In 2011, Old Navy moved its store from the mall to a space in a nearby strip mall, and Borders closed due to the chain's bankruptcy. In 2013, Carmike Cinemas opened a new 13-screen movie theater in the space occupied by the original theater and Kmart. H&M opened a 21,904-square-foot store in 2013. JCPenney closed its store in 2014 as part of a nationwide closure of underperforming stores. Toby Keith's I Love This Bar & Grill announced in 2014 its intent to build a restaurant on the first floor of the former Borders location but later scrapped the plans. Gordmans briefly opened in the former JCPenney space in 2016 before shuttering a few months later in 2017 when the chain filed for bankruptcy. In 2017, the Carmike Cinemas became an AMC following AMC Theatres's acquisition of Carmike.

In 2017, Garrison Investment received foreclosure notices on the mall totaling $37 million, the largest default in El Paso County history. Reasons for why the mall fell into foreclosure were unknown. In 2018, a coalition of companies, including Namdar Realty Group, purchased the Chapel Hills Mall for $33.5 million, less than half of the price the mall had sold for seven years earlier. The departure of several prominent anchors and the threat of losing others contributed to the reduction in price. Namdar had previously purchased The Citadel in 2015, giving it control over both of Colorado Springs' enclosed malls.

Sears announced in 2018 that it would close its Chapel Hills Mall location in 2019 as part of a plan to close 80 stores.

=== 2020s ===
Burlington closed its 41,000-square-foot store in early 2020 after it failed to come to a lease agreement with the owner of its space, a separate entity from the mall's owner. Burlington opened a new location in a strip mall across the street in 2021. In response to the COVID-19 pandemic and related local health mandates, the Chapel Hills Mall temporarily closed for approximately a month in April 2020.
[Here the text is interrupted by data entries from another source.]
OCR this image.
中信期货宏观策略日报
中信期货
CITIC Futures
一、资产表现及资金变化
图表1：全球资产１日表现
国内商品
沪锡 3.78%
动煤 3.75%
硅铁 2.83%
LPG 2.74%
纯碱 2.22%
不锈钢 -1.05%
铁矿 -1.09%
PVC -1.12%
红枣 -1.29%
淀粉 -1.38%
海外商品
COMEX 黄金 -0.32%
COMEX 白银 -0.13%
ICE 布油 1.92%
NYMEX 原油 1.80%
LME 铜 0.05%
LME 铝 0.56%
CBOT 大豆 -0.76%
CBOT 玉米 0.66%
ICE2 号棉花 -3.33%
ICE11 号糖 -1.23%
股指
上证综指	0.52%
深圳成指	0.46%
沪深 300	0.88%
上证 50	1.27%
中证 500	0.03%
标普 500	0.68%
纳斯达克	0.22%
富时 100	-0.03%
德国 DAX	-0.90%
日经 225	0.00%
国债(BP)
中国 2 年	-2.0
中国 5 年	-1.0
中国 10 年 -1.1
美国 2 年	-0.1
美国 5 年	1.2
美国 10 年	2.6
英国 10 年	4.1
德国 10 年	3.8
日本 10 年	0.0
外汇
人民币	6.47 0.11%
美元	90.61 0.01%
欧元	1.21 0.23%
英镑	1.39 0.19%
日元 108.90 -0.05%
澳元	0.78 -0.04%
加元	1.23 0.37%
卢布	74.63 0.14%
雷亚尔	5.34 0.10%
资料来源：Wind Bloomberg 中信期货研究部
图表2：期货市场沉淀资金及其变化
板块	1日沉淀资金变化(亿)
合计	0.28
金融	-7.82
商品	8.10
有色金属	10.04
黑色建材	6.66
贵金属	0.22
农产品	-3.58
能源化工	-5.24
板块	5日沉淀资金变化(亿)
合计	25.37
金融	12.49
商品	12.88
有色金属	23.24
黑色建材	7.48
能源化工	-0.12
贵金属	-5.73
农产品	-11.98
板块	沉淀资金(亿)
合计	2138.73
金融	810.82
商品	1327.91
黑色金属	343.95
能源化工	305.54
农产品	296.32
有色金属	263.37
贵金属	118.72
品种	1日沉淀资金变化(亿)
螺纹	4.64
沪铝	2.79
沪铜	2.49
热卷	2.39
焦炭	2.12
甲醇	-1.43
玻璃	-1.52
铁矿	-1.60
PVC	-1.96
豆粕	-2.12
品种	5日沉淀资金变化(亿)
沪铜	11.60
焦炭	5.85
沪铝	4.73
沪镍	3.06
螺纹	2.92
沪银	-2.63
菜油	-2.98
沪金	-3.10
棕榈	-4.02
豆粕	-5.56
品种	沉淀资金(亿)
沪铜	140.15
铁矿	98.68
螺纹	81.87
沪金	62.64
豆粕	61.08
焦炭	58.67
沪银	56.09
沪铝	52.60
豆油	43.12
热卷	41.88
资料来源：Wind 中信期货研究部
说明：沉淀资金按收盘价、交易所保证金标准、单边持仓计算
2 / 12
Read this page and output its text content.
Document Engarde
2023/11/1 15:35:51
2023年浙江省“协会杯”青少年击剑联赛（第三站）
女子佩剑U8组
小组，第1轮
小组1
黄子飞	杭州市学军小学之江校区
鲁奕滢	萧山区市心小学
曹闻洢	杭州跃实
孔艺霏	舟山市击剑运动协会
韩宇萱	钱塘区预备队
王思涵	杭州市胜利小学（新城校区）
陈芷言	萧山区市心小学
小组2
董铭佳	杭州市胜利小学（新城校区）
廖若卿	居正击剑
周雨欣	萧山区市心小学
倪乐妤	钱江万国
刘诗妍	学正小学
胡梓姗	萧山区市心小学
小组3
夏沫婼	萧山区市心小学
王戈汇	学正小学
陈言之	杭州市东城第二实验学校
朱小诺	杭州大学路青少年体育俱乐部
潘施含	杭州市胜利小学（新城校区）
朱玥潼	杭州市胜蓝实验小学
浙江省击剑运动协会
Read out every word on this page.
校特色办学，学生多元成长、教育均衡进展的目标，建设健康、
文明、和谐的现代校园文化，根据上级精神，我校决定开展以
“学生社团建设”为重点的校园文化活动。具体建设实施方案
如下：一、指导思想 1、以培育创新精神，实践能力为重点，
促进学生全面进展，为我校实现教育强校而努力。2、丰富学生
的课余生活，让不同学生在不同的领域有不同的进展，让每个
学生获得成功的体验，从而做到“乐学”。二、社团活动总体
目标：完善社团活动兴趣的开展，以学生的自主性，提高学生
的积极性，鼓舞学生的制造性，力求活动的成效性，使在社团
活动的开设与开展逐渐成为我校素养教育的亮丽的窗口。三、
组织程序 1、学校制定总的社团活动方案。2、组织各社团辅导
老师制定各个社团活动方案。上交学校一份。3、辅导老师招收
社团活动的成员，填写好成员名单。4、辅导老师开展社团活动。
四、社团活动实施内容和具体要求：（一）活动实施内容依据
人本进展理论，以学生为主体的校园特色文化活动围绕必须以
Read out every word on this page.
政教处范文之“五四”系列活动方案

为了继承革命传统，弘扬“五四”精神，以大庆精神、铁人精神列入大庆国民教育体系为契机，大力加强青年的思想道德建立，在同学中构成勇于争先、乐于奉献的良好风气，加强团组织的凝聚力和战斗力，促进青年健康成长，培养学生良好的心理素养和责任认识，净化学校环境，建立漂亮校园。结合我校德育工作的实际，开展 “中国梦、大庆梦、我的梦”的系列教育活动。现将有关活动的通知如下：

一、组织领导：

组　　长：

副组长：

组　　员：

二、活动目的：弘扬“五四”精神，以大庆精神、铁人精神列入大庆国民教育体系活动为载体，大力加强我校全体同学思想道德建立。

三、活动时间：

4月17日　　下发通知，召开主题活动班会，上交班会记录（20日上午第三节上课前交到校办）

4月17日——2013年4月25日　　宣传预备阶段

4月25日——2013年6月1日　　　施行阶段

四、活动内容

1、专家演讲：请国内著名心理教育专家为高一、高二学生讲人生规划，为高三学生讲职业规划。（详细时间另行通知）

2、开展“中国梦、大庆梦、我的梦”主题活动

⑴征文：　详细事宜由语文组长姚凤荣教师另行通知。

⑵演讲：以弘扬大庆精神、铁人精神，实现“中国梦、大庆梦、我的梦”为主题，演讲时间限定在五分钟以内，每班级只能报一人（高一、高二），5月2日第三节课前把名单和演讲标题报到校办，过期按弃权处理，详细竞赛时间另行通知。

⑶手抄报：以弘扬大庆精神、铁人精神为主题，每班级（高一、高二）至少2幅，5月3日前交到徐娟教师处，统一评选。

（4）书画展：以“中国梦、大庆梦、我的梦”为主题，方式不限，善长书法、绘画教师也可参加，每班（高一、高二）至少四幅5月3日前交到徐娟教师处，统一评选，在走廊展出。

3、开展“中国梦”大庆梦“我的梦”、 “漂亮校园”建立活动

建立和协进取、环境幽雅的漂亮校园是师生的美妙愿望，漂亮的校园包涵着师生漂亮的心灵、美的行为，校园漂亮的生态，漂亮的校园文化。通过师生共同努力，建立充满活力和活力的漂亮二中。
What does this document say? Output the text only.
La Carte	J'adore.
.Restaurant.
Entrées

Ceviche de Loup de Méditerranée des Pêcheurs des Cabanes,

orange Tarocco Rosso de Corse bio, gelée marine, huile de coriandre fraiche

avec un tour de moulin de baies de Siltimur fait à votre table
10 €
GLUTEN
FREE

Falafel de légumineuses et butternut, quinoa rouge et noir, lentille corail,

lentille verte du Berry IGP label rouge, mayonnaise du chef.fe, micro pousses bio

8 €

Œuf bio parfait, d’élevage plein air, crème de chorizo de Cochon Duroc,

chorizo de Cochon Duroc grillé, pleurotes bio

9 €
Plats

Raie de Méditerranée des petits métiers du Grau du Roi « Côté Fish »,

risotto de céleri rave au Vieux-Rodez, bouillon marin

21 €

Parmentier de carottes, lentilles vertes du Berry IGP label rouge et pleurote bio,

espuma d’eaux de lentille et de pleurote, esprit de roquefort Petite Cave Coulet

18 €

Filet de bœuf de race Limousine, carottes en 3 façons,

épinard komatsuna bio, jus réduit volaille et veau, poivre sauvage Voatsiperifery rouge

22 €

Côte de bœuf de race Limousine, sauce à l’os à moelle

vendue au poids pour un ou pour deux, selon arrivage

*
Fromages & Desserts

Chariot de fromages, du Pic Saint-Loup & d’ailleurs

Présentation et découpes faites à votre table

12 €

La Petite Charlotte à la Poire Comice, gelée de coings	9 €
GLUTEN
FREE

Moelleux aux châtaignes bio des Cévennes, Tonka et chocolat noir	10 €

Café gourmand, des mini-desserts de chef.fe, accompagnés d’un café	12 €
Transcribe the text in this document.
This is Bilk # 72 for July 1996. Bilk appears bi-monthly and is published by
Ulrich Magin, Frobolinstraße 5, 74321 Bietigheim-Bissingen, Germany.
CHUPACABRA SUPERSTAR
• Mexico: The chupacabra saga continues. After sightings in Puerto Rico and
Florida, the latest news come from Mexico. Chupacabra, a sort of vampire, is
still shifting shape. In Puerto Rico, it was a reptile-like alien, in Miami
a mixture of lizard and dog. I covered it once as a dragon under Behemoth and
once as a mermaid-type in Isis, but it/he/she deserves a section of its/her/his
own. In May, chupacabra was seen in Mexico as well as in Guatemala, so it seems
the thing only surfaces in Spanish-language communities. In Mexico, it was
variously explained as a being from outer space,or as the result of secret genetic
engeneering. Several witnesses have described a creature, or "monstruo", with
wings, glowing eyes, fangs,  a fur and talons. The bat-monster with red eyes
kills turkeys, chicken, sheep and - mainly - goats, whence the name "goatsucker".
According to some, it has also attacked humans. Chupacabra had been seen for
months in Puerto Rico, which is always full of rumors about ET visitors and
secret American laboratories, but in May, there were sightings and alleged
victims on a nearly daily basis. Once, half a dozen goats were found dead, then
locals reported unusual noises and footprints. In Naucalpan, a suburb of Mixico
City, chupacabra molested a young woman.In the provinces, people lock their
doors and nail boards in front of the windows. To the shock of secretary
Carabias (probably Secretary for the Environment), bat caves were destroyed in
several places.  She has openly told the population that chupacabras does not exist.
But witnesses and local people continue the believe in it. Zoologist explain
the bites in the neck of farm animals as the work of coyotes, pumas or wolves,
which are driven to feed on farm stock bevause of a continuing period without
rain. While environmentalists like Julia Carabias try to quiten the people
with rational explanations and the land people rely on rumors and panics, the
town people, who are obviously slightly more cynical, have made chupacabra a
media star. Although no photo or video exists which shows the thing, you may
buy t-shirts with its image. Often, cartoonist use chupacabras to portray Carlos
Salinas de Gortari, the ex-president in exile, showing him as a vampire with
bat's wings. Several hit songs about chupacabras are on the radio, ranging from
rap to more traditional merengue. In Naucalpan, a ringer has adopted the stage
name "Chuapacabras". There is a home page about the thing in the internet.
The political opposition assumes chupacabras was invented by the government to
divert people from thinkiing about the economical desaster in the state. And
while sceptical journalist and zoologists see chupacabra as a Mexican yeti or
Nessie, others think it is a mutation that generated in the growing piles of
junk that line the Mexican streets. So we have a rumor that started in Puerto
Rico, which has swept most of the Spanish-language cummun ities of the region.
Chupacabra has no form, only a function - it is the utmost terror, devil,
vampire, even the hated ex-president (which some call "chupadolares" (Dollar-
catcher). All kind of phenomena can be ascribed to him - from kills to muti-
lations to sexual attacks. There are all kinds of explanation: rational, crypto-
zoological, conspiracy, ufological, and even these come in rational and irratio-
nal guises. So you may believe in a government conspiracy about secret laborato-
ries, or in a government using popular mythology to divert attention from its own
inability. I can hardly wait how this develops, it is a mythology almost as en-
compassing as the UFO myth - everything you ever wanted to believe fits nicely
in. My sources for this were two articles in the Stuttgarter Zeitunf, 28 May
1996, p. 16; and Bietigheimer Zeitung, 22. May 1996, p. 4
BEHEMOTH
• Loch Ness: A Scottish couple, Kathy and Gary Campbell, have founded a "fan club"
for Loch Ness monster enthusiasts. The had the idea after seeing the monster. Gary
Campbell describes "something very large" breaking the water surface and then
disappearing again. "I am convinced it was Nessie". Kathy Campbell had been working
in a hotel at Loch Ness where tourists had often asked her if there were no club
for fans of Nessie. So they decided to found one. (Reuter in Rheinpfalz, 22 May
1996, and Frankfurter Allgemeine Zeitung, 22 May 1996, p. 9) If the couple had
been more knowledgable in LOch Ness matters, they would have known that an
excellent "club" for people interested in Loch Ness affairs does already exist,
The former Sears building and parking lots were razed in 2021 to make way for a 300-unit “suburban-style” apartment complex that developers are constructing adjacent to the mall, which were completed in 2023. In 2024, plans were announced to renovate the former Burlington store into a new indoor pickleball complex and to build an interactive aquarium in the mall.

In 2023, the former Gordmans store was renovated into an American Freight store which opened in early 2024. However, American Freight would be short lived as it announced it would close in November 2024.